9.6 Integration. This Agreement (including Schedules) constitutes the entire agreement among the Partners with respect to the Partnership and supersedes all prior oral or written understandings.
9.7 Counterparts; Electronic Signatures. This Agreement may be executed in multiple counterparts, each of which is deemed an original, and all of which together constitute one and the same instrument. Electronic signatures shall be deemed originals for all purposes.
9.8 Notices.

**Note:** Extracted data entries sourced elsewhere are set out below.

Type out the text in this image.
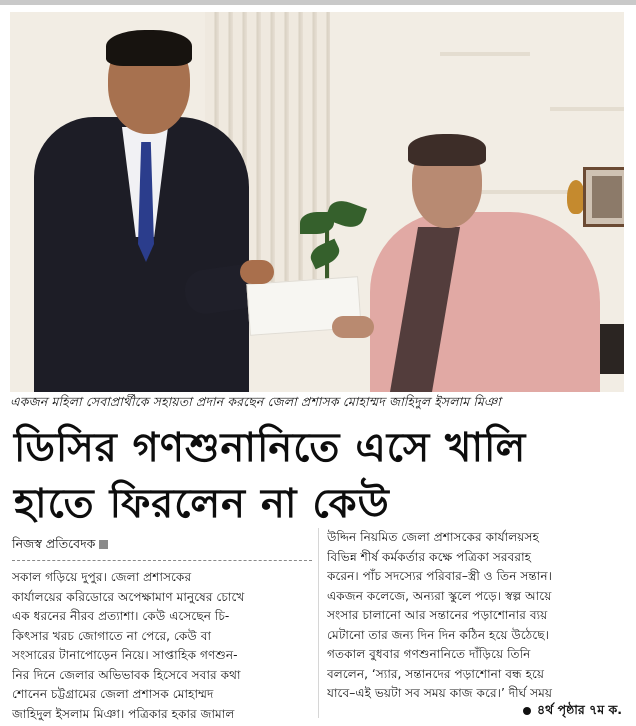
একজন মহিলা সেবাপ্রার্থীকে সহায়তা প্রদান করছেন জেলা প্রশাসক মোহাম্মদ জাহিদুল ইসলাম মিঞা
ডিসির গণশুনানিতে এসে খালি
হাতে ফিরলেন না কেউ
নিজস্ব প্রতিবেদক
সকাল গড়িয়ে দুপুর। জেলা প্রশাসকের
কার্যালয়ের করিডোরে অপেক্ষামাণ মানুষের চোখে
এক ধরনের নীরব প্রত্যাশা। কেউ এসেছেন চি-
কিৎসার খরচ জোগাতে না পেরে, কেউ বা
সংসারের টানাপোড়েন নিয়ে। সাপ্তাহিক গণশুন-
নির দিনে জেলার অভিভাবক হিসেবে সবার কথা
শোনেন চট্টগ্রামের জেলা প্রশাসক মোহাম্মদ
জাহিদুল ইসলাম মিঞা। পত্রিকার হকার জামাল
উদ্দিন নিয়মিত জেলা প্রশাসকের কার্যালয়সহ
বিভিন্ন শীর্ষ কর্মকর্তার কক্ষে পত্রিকা সরবরাহ
করেন। পাঁচ সদস্যের পরিবার–স্ত্রী ও তিন সন্তান।
একজন কলেজে, অন্যরা স্কুলে পড়ে। স্বল্প আয়ে
সংসার চালানো আর সন্তানের পড়াশোনার ব্যয়
মেটানো তার জন্য দিন দিন কঠিন হয়ে উঠেছে।
গতকাল বুধবার গণশুনানিতে দাঁড়িয়ে তিনি
বললেন, ‘স্যার, সন্তানদের পড়াশোনা বন্ধ হয়ে
যাবে–এই ভয়টা সব সময় কাজ করে।’ দীর্ঘ সময়
৪র্থ পৃষ্ঠার ৭ম ক.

All notices shall be in writing and delivered (i) by hand with receipt, (ii) by nationally recognized overnight courier, or (iii) by certified mail, return receipt requested, to the addresses set forth on Schedule 4, or as later changed by written notice.
X. EXECUTION BLOCK
IN WITNESS WHEREOF, the Partners have executed this Medical Practice Partnership Agreement as of the Effective Date.
| Partner Name & Title | Signature | Date |
|---|---|---|
| Dr. [NAME], Partner | ________ | ____ |
| Dr. [NAME], Partner | ________ | ____ |
| (add rows as necessary) |
[Seal/Notary block if required by local recording or bank charter requirements]
SCHEDULE 1
Initial Capital Contributions & Percentage Interests
| Partner | Cash | Property (describe) | Total Value | Percentage Interest |
|---|---|---|---|---|
| Dr. [NAME] | $[ ] | [ ] | $[ ] | [ ] % |
| Dr. [NAME] | $[ ] | [ ] | $[ ] | [ ] % |
SCHEDULE 2
Major Decisions Requiring Supermajority Vote
1. Merger, consolidation, or dissolution
2. Admission of a new Partner
3. Sale or lease of all or substantially all assets
4. Amendment of non-competition radius or duration
5. Incurring debt exceeding $[THRESHOLD]
SCHEDULE 3
Partner Redemption/Buy-Out Formula
[// GUIDANCE: Insert valuation methodology—e.g., trailing 24-month average of EBITDA × multiplier, minus debt, plus/minus working capital adjustments—and payment schedule.]
SCHEDULE 4
Partner Notice Addresses
| Partner | Address | Email | Telephone |
|---------|---------|-------|-----------|
| Dr. [NAME] | [ ] | [ ] | [ ] |
[// GUIDANCE: Attach additional exhibits (e.g., compensation plan, compliance policies, HIPAA business associate agreements) as needed.]